Reflexão do Evangelho

A videira e os ramos – uma lição de conexão vital.

Prof. Dr. Fernando Altemeyer Junior, assistente doutor da PUC-SP

Há algo de muito lindo e único nesta parábola joanina: narra delicadamente a conexão vital. Beleza pura sem mistura. Revela como música suave que todos e todas as criaturas estamos interligados como se fossemos um, como canta a melodia do padre Cirineu Kuhn, S.V.D., no vídeo exemplar da VERBOFILMES sobre a Encíclica Laudato Si, do papa Francisco.

Sim, Jesus entende de sinapses, de conexões, ligações, amálgamas, enzimas, lagares e nexos entre todos os seres e toda a vida. Videira e ramos são hologramáticos: a parte está no todo e o todo está na parte. Não há um sem o outro, mas um pelo outro. Elas (videiras e ramos) não existem para si, nem para se acharem bonitezas narcisistas! Até para sermos bem verdadeiros, ao olhar para uma parreira, videira ou vinha sabemos de imediato que são bem feinhas e desengonçadas. Ramos tortos, pontas sem simetria e sempre seguindo caminhos diversos. Ela pertence à família das vitáceas, com tronco retorcido, ramos flexíveis, folhas grandes e repartidas em cinco lóbulos pontiagudos, flores esverdeadas em ramos. A belezura está no cacho de uvas, fruto bendito e apreciado, que se dependura pelos ramos e é alimentado pela seiva que vem dos rizomas enfiados na terra, em geral árida e específica. Até parecem que vão cair das pontinhas dos ramos, mas os ramos nunca largam o fruto bendito do Pai. E temos suco, temos vinho, temos alegria. Temos o fluído vital que nos mantém vivos. Se unidos a Jesus, estamos sustentados pelo Espírito do Ressuscitado que sempre nos conduz ao Pai pois procede do Pai. Ser Filhos no Filho. Receber o doce e a água que nasce da fonte do Amor. Que bela parábola!

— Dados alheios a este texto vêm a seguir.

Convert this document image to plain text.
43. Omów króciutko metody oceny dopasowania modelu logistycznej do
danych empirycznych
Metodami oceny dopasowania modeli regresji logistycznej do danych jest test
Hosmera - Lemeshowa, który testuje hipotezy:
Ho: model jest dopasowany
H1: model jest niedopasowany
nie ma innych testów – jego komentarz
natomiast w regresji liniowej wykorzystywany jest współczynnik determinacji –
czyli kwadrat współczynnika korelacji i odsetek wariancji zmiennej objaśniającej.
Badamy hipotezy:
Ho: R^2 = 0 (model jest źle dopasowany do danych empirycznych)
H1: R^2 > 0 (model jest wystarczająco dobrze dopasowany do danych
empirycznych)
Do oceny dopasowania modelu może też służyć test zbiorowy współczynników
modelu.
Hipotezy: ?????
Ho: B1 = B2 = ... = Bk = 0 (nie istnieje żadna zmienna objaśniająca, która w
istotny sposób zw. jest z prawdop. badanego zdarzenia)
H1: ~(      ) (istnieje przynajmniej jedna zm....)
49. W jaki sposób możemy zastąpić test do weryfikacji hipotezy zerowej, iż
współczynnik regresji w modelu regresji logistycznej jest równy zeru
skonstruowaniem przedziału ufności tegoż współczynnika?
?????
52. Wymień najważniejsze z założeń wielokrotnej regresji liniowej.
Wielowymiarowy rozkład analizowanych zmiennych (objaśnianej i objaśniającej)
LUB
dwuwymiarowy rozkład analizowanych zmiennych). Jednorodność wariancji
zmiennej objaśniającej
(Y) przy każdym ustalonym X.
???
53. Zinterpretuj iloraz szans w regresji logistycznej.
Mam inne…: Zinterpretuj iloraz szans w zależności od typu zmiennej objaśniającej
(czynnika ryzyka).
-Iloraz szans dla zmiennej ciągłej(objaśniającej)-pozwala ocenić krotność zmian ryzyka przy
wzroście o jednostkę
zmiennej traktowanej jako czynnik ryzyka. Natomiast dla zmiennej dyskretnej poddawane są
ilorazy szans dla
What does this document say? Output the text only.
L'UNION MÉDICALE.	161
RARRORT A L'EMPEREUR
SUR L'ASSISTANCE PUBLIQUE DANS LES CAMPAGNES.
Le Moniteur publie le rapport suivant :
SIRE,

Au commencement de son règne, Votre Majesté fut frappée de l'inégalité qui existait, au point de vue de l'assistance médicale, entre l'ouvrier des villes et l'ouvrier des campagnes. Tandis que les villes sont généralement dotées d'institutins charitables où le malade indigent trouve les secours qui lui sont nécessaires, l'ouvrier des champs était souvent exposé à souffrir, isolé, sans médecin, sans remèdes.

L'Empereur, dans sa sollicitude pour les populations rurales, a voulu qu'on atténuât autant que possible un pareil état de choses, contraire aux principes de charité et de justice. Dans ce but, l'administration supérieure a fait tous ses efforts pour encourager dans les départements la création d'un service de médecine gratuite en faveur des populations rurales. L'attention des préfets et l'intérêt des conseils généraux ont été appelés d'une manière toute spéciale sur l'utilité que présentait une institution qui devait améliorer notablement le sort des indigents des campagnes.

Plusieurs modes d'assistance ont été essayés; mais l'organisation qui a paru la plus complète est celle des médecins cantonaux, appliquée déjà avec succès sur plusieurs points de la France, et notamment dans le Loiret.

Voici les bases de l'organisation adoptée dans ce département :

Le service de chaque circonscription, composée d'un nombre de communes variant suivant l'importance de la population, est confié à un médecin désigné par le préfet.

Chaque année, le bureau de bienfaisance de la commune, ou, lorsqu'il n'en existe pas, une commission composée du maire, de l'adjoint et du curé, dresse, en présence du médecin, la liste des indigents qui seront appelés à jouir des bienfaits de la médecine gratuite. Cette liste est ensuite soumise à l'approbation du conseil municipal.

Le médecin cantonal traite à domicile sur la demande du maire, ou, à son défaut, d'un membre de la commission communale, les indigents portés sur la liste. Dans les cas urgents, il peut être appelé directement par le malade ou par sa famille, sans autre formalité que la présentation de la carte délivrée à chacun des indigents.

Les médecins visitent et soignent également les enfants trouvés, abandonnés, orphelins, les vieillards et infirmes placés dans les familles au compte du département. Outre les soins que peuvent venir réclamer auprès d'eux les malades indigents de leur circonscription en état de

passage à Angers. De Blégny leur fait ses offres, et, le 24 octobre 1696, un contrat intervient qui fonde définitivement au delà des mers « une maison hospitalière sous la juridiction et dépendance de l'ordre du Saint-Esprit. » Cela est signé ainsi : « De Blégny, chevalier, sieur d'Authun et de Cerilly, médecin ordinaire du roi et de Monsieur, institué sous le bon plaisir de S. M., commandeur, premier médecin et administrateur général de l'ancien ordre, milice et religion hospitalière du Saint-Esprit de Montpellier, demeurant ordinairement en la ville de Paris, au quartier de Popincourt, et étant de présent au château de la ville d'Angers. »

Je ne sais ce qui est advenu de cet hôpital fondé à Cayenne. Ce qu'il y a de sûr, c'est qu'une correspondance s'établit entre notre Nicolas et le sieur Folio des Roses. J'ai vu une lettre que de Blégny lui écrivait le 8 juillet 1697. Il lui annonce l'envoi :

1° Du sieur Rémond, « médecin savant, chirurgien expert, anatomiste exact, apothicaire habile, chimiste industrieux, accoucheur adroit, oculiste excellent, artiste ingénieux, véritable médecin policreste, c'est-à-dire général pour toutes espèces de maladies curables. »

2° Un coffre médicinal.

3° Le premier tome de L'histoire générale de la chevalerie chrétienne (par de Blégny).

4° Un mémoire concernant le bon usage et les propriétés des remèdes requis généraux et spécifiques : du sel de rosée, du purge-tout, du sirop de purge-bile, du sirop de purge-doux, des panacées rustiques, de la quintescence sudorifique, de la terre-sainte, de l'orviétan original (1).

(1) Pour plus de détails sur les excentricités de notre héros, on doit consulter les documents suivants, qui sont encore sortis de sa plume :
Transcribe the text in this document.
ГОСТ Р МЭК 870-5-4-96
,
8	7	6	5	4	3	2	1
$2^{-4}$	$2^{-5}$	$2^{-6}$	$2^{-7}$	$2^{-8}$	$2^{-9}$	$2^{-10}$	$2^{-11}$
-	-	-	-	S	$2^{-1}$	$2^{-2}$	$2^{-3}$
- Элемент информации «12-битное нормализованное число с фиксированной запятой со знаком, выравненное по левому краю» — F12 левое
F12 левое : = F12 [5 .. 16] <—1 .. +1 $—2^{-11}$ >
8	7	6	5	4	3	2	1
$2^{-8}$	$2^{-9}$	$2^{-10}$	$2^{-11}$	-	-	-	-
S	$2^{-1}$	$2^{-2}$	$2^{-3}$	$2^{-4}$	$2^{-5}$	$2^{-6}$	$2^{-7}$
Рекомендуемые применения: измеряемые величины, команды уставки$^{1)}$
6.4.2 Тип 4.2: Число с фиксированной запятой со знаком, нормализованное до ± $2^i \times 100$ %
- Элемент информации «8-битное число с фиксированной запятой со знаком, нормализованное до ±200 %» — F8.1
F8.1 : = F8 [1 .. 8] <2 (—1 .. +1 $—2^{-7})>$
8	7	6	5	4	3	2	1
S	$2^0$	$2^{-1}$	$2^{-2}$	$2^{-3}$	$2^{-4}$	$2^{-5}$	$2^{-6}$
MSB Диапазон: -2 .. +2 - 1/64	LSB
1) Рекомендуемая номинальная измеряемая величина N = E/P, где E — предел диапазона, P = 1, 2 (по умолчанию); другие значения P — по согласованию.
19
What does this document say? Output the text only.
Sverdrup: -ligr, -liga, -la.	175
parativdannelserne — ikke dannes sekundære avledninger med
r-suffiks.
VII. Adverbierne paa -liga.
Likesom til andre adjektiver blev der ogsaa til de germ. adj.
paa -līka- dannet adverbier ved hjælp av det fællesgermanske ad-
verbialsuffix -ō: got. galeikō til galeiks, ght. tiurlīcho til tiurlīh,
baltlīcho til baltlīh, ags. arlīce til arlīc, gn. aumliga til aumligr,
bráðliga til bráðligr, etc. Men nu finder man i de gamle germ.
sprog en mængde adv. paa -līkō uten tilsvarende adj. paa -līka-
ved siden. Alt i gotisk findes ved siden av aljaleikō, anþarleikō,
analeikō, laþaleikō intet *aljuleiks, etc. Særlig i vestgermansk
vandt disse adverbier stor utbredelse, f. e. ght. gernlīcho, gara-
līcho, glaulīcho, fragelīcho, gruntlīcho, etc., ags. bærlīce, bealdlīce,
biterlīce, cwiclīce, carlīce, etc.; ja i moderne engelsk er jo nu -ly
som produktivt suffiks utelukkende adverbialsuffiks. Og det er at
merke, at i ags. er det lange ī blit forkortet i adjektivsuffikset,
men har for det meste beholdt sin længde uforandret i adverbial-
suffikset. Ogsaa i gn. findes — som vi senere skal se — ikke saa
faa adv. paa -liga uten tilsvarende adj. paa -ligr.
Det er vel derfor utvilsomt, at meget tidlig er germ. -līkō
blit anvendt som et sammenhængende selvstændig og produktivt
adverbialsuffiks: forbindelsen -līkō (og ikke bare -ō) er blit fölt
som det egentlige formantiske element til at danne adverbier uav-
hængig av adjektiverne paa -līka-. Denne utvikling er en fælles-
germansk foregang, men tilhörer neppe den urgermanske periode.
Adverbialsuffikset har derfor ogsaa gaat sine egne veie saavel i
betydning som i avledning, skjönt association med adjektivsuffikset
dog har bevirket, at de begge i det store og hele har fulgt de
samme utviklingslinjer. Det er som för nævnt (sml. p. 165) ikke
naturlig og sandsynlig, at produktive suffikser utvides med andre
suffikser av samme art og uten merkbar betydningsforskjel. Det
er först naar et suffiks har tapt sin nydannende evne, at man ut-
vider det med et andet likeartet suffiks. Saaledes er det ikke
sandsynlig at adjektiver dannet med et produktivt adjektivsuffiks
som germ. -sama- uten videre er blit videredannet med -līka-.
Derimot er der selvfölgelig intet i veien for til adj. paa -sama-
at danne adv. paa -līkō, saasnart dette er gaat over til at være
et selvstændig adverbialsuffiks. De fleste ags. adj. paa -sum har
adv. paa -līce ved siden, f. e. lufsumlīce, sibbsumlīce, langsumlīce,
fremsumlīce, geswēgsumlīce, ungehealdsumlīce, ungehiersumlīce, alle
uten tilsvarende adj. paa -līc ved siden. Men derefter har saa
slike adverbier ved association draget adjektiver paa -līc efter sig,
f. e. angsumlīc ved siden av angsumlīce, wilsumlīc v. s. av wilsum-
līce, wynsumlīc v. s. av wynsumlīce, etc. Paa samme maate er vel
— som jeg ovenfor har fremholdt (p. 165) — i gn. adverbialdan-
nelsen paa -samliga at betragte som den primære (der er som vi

Hoje sabemos pelos estudos dos biblistas que existem elencadas nas narrativas dos quatro evangelhos canônicos a impressionante cifre de 85 metáforas (em hebraico: meschalim), parábolas, ou seja, causos contados pelo peregrino Jesus, o de Nazaré, que vão desde simples provérbios, algumas similitudes, pequenas e densas narrativas até as parábolas completas e conflitivas. No Evangelho de João, só temos duas: a do bom pastor e a da vinha. Nos outros três evangelhos, conhecidos como sinóticos (Marcos, Mateus e Lucas) recolhemos o tesouro de 83 metáforas para comunicar o Reino de Deus. Os estudos linguísticos mais recentes chegaram ao total de 38 parábolas que são como que o coração da pregação messiânica de Jesus. Teriam saído da boca de Jesus (ipsissima vox Iesu). São cristalinas e exigem decisão. Não são conta da carochinha nem fábulas de Esopo nem contos dos irmãos Grimm. Quem escuta deve tomar posição: ou fica com Jesus, do lado do Reino ou fica com o legalismo, o anti-Reino e o comodismo de quem cai na inércia. Parábolas são para desinstalar, vieram para incomodar, como bem canta nosso querido padre Zezinho (“É Jesus esse pão de igualdade, Viemos pra comungar, Com a luta sofrida do povo que quer ter voz, ter vez, lugar, Comungar é tornar-se um perigo, Viemos pra incomodar /Com a fé e união nossos passos um dia vão chegar/ O Espírito é vento incessante, que nada há de prender”).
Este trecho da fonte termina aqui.